I set the glass down at that, afraid I’d spill it. “Jack, I don’t know what to say…”
I wanted to. I had dreamed of this day for a long time. But when I opened my mouth to accept, I knew I couldn’t do it. “Part of me would love to, Jack. I really would. But this case was a lot harder than I thought, at times I was struggling. ”
“We all struggle, Connie,” Jack said gently. “Sometimes even on the simplest of cases.”
“I know, but I’d be doing you a disservice if I allowed myself to be moved up too early, just like ball players moving up from the minors to the majors before they are ready.”
He laughed at that, “You’ve been spending too much time with Mike.”
I blushed again, and there was no way to hide it, but Jack gave no indication that he noticed. Extending his hand, “Well, Connie, don’t feel bad about it. As I said before, I think you and Mike are a great team, and I hated to split you two up.”
I smiled awkwardly, not sure how to respond.
We sat in silence for a moment, and then Jack stood up, walking to his desk. “I will, however, suggest to Mister Cutter that he let you take more first chair positions on cases, you do deserve to move up someday Connie, and I expect it to be fairly soon.”
Standing up with him, I smiled, “Deal.”
I handed back my glass to him, I remembered something said earlier. “Jack, did you say Mike was in here earlier after my closing?”
“Yes,” Jack nodded. “Yes, this time he was very forceful, feeling like if you were placed back under him, it would be an insult to you.”
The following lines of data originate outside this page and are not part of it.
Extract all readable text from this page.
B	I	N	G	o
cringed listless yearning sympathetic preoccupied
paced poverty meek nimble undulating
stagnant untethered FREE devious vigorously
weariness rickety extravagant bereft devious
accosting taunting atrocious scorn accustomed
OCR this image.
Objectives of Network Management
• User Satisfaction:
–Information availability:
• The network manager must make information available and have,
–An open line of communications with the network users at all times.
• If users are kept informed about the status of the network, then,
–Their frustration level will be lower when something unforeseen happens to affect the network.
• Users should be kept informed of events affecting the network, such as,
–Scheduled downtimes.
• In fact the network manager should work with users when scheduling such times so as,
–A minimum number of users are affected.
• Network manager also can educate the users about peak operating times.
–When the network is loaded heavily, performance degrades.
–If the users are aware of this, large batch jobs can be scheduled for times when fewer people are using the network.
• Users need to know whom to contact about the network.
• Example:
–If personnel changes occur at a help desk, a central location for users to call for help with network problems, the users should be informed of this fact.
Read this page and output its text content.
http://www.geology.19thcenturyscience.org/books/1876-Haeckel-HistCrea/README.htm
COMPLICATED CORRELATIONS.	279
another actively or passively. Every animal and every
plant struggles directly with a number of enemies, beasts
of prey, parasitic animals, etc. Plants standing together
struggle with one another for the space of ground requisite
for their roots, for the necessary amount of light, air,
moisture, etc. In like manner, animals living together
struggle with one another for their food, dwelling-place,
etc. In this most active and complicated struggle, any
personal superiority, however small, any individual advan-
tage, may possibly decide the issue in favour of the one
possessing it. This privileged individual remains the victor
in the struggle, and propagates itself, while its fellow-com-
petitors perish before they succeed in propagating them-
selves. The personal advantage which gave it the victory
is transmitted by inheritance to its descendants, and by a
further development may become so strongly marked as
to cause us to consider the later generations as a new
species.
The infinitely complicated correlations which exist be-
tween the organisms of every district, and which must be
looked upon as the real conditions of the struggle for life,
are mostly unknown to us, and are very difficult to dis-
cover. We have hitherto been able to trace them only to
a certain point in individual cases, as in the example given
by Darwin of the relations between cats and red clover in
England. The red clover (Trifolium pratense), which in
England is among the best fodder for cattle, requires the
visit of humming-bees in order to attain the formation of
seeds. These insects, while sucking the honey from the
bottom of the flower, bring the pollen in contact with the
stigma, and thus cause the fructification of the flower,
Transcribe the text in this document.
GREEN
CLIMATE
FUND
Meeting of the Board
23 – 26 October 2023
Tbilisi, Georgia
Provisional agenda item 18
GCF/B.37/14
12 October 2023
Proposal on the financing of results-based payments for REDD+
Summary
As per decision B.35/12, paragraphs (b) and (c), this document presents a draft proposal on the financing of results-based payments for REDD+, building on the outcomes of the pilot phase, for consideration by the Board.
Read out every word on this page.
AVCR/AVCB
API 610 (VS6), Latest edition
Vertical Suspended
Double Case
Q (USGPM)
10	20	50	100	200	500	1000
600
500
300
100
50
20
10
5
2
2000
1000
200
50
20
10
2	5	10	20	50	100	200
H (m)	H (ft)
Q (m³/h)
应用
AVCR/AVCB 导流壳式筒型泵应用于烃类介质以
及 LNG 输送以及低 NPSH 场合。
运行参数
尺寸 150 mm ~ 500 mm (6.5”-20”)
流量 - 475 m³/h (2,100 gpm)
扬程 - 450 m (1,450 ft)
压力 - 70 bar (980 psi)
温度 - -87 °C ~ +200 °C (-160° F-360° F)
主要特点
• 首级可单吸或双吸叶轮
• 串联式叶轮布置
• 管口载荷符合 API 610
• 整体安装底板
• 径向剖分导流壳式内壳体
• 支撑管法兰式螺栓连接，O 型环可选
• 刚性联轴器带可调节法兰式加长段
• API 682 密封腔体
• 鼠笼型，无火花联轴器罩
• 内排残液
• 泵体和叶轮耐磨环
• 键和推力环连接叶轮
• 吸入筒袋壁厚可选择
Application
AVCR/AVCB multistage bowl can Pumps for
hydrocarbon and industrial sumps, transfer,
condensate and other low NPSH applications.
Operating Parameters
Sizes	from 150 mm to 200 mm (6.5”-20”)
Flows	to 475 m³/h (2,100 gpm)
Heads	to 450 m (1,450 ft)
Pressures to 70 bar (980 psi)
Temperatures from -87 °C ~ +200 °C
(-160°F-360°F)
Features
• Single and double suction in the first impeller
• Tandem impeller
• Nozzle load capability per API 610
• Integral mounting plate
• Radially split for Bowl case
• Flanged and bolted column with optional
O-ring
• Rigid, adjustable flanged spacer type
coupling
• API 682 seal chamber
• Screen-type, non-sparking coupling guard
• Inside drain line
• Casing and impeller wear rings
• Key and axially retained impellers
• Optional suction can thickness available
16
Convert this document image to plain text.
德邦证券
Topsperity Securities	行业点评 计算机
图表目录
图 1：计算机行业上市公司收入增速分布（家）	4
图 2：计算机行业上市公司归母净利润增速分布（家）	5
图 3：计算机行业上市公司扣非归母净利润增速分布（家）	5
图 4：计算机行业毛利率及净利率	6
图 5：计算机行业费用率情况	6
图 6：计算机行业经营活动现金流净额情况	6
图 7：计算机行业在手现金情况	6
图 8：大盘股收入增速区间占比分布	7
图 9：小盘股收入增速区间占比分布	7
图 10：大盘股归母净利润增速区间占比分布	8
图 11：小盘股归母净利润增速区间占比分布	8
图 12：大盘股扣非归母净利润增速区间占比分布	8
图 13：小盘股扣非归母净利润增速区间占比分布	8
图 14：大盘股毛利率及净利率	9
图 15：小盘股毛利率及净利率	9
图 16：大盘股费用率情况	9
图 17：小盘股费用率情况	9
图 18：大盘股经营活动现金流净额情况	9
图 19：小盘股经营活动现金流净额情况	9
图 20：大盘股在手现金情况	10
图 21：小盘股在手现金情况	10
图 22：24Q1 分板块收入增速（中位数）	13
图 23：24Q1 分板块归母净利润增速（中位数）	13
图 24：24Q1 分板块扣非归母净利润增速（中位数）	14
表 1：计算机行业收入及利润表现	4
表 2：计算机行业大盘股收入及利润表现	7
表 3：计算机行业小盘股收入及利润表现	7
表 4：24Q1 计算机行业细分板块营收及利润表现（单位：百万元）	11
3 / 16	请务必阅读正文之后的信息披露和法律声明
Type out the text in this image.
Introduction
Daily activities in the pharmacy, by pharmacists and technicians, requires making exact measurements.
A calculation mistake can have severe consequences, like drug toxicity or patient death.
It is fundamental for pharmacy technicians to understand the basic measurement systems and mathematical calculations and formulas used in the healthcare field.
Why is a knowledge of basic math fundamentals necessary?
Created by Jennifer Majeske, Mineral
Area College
Or that he just didn’t want to work with me again. “I see.”
Jack was about to put his reading glasses on but paused, looking at me thoughtfully. “You know, I told him I would offer you the position, so he probably thinks you accepted. You might want to touch base with him sometime this weekend to let him know he still has an assistant.”
“Yeah, that’s probably a good idea.” I said, feeling a strange tingle at Jack’s suggestion. I started towards the door to leave when Jack stopped me.
“Connie,” he said, “it’s better to do it sooner than later.”
My brain flashed to an image of Rose and Mike leaving together earlier. I still didn’t understand where they were going or why they would be together. “Right, no time like the present.”